Sweden - Full Moon 146 - 08/16/08
We presented the wonderful musical world of keyboard and accordion player Mr. Hollmer in a live review almost ten years ago. Since then, Lars has kept playing live and recording as a solo artist, in duo formats and with his bands Samla Mammas Manna (now disbanded again, alas!) and Accordion Tribe. Viandra is his 9th solo album, to my account.
As mentioned in the live review, the music of Lars is a unique amalgam of folk music from Sweden and lots of other countries, rock, pop, jazz, experimental, improvised, cabaret, film, circus music to name but a few. At his not quite up to date Krax home page it is described as 'music as eccentric, avant-garde, extreme, intelligent, intimate, crazy, adventurous, bizarre, progressive, elusive, childish, capricious and as difficult to define as ever'. It still is, and more! Listening to Viandra, I might add at least accordion madness and quite some sombre moments, too. Now, usually I'd fled the premises if the average accordion player entered my sphere. Not so with Lars; it is hardly possible to have enough of his accordion playing. And the instrument, often used in Swedish folk music, seems to dominate the new album more now than his earlier works.
Another discernible development with Viandra is a few tracks that seem closer to new/contemporary "serious" music than your usual Hollmer number. Almost small chamber compositions for accordion, keyboards, violin, cello, bassoon, oboe ... It might have something to do with his long run companion Belgian Michel Berckmans of Univers Zero fame, the unique chamber rock group, if ever there was one. He turns up on several occasions here, along with Cuban violin player Santiago Jimenez, Swedish cello player Andreas Tengberg and a few other native guests. The seriousness doesn't last for long, though. Lars' wilder accordion excesses and quiet melancholic pieces still dominate the album. My favourite tracks range from the short and bitter-sweet melancholic summer's-almost-gone, sort of, "Moldaviska", via the sweet melancholic lazy "Påztema" and "Merged With Friends", to the happy-go-lucky "Strutt (Strut)" and "Alice", the fireworks of the partly drum-driven "Snabb (Fast)", the somewhat ominous and warped fairground waltz "Konstig (Strange)", the slow, gloomy and serious "Första 05 (First 05)" and so on. And back again... The only element I miss compared to other solo albums by Lars is his voice. Apart from some hardly audible singing without words, there are only vocal sounds of happy children on one track here.
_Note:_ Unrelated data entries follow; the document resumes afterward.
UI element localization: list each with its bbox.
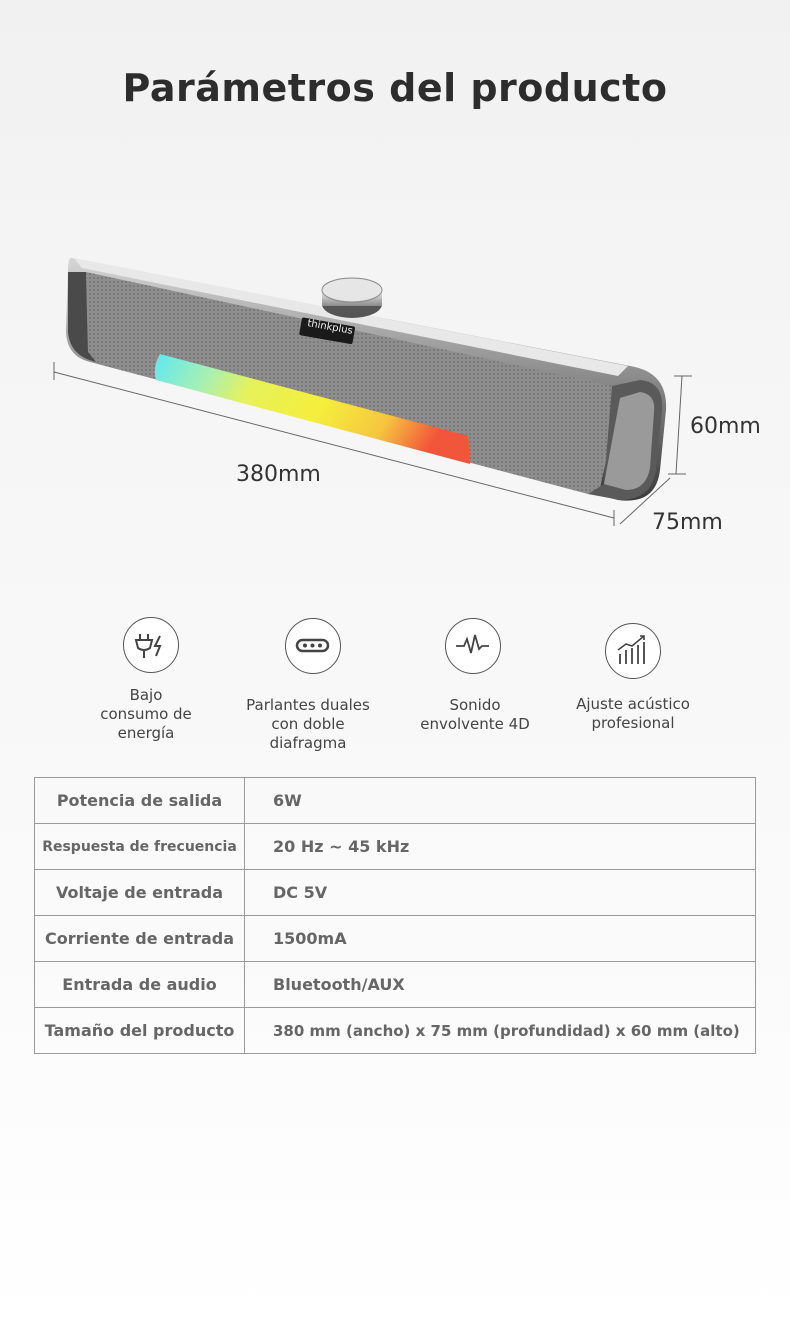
feature-label-line: energía <box>117 724 175 742</box>
table-row <box>35 824 756 870</box>
feature-label-line: Parlantes duales <box>246 696 370 714</box>
brand-logo: thinkplus <box>306 318 354 337</box>
feature-label-line: Ajuste acústico <box>576 695 690 713</box>
page-title: Parámetros del producto <box>122 66 668 110</box>
feature-low-power <box>86 686 206 743</box>
spec-value: DC 5V <box>245 870 756 916</box>
feature-label-line: Bajo <box>129 686 163 704</box>
table-row <box>35 778 756 824</box>
dimension-length: 380mm <box>236 462 321 487</box>
feature-label-line: con doble <box>271 715 345 733</box>
feature-label-line: diafragma <box>269 734 347 752</box>
spec-value: 6W <box>245 778 756 824</box>
sound-wave-icon <box>445 618 501 674</box>
spec-value: 20 Hz ~ 45 kHz <box>245 824 756 870</box>
feature-label-line: Sonido <box>449 696 501 714</box>
spec-value: Bluetooth/AUX <box>245 962 756 1008</box>
plug-power-icon <box>123 617 179 673</box>
table-row <box>35 962 756 1008</box>
feature-label-line: profesional <box>591 714 675 732</box>
dimension-height: 60mm <box>690 414 761 439</box>
feature-acoustic-tuning <box>560 695 706 733</box>
spec-table <box>34 777 756 1054</box>
dimension-depth: 75mm <box>652 510 723 535</box>
table-row <box>35 916 756 962</box>
spec-value: 380 mm (ancho) x 75 mm (profundidad) x 60 mm (alto) <box>245 1008 756 1054</box>
spec-label: Voltaje de entrada <box>35 870 245 916</box>
spec-label: Respuesta de frecuencia <box>35 824 245 870</box>
feature-surround-sound <box>406 696 544 734</box>
spec-label: Entrada de audio <box>35 962 245 1008</box>
equalizer-chart-icon <box>605 623 661 679</box>
dual-speaker-icon <box>285 618 341 674</box>
table-row <box>35 1008 756 1054</box>
volume-knob <box>322 278 382 302</box>
table-row <box>35 870 756 916</box>
feature-label-line: consumo de <box>100 705 192 723</box>
feature-label-line: envolvente 4D <box>420 715 530 733</box>
spec-label: Potencia de salida <box>35 778 245 824</box>
feature-dual-speakers <box>234 696 382 753</box>
spec-label: Corriente de entrada <box>35 916 245 962</box>
spec-value: 1500mA <box>245 916 756 962</box>
spec-label: Tamaño del producto <box>35 1008 245 1054</box>
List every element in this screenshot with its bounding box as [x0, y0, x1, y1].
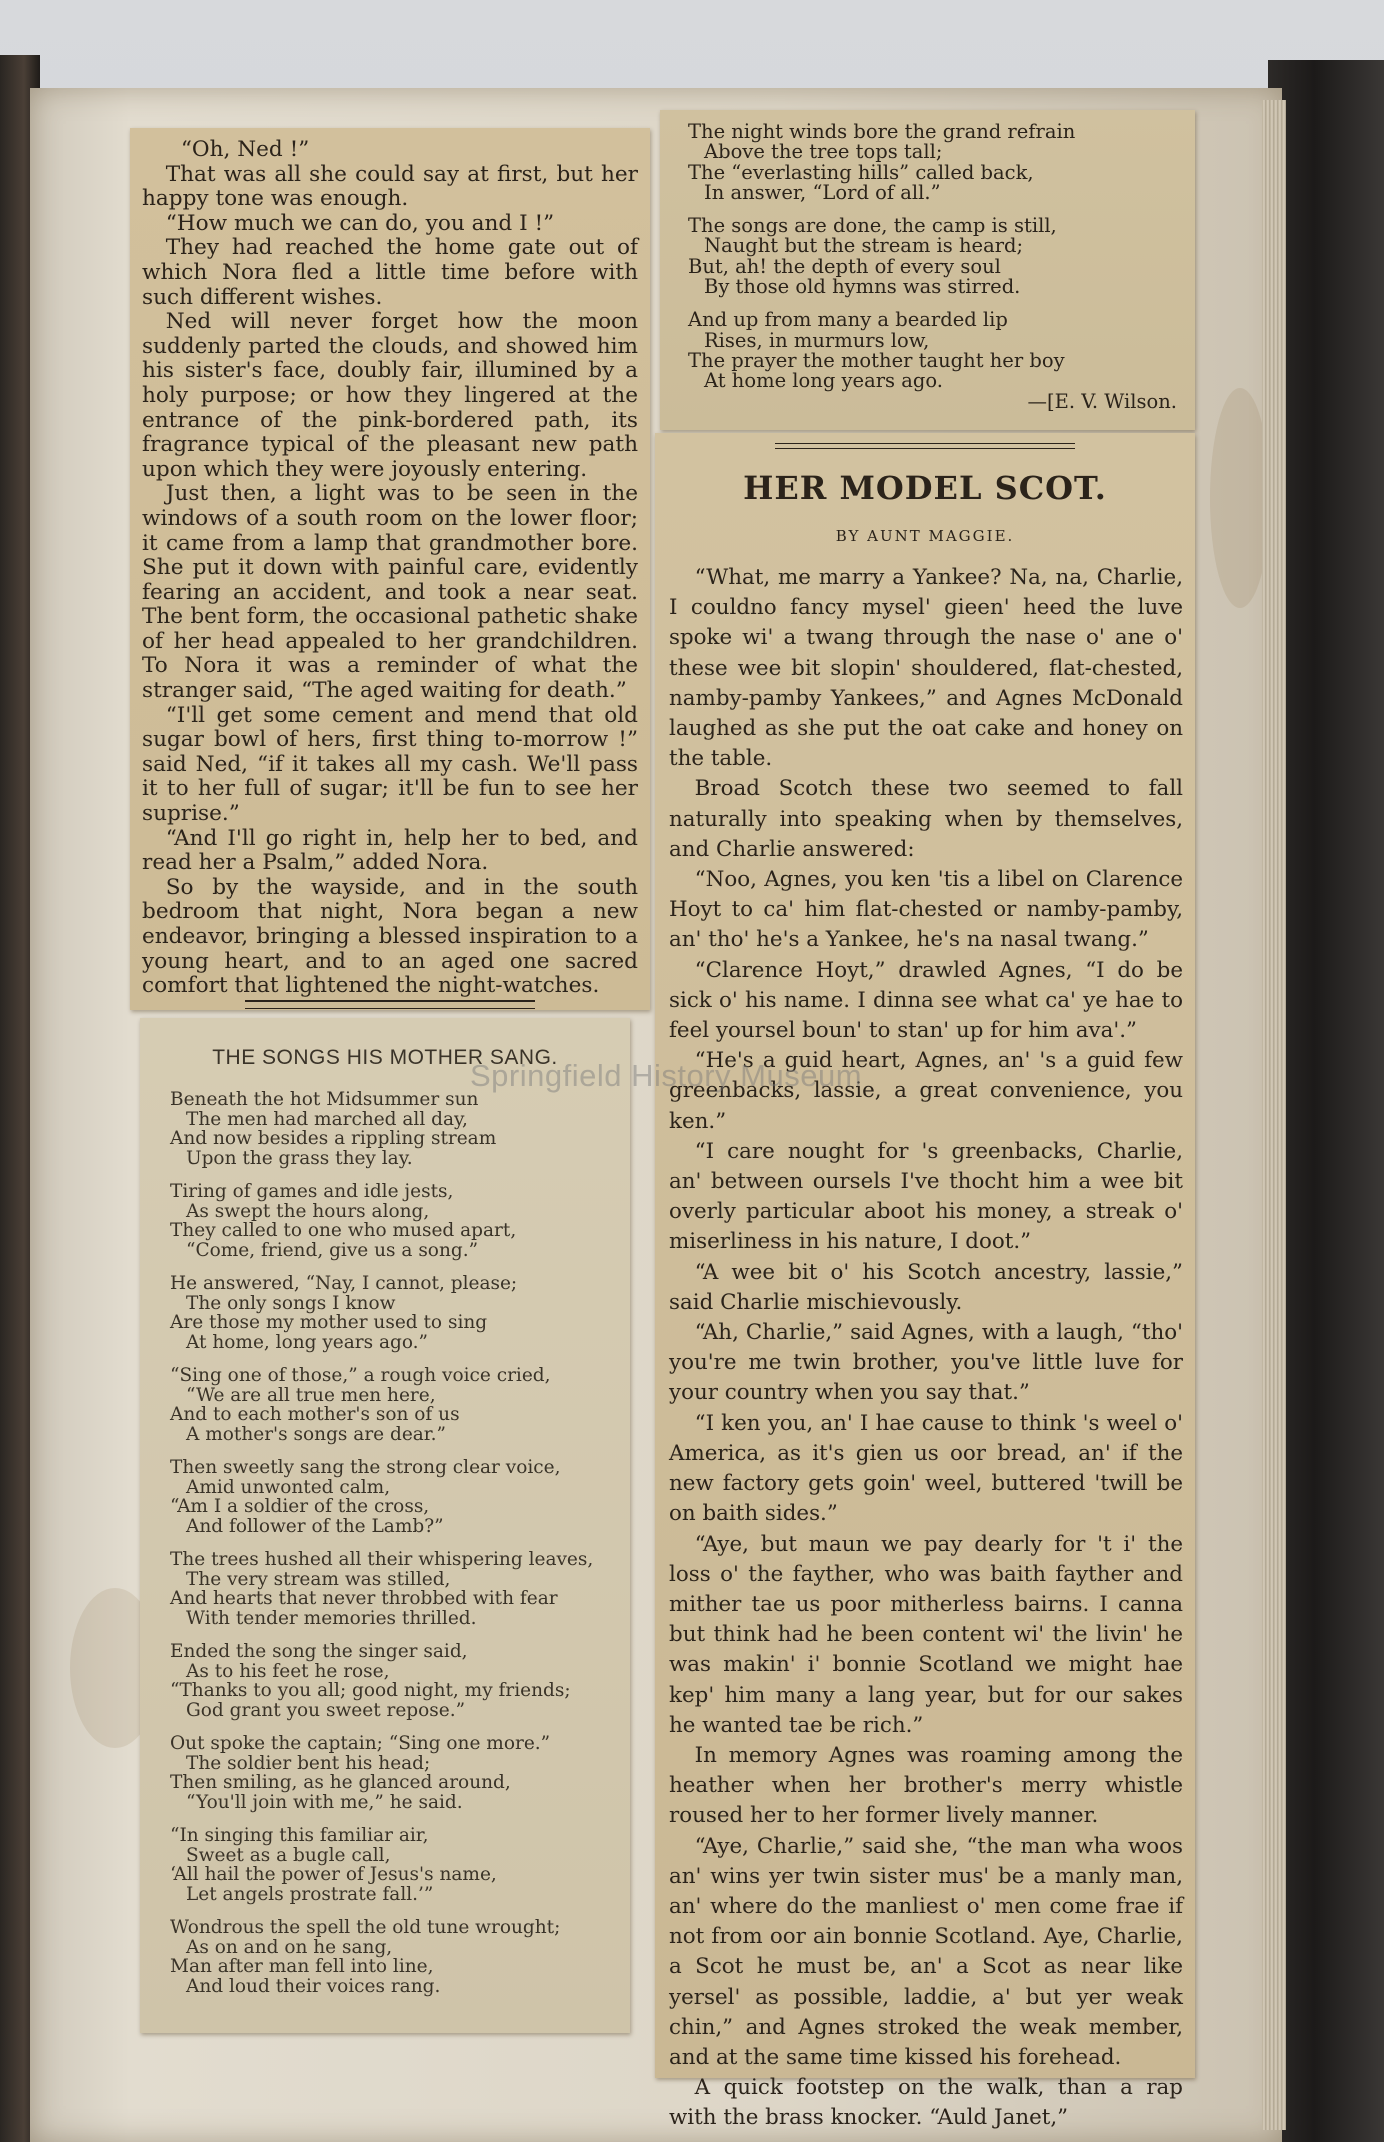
paragraph: That was all she could say at first, but her happy tone was enough. [142, 161, 638, 212]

Viandra might be two Swedish words put together meaning we-the-others, as opposed to the vast majority, probably. Lars' music will hardly reach any vast public in this unjust world. I suspect he will remain a marvellous treasure for a few of us (we the others) along with quite a few other long run, hard
working, stubborn musicians. The album is Lars' first to be released by the great US independent label Cuneiform, which might mean better distribution and a slightly wider audience for him compared to his other recent albums. God knows he deserves it! I don't think Viandra is neither Lars' best nor most representative album. Still it's one of my top three favourite albums of 2008 so far and might be as convenient an introduction to his unique music as most of his other solo output. After all, 95 percent of his melody lines here couldn't have been written by anybody else and all the
arrangements are 100 percent pure unique Lars Hollmer. As always.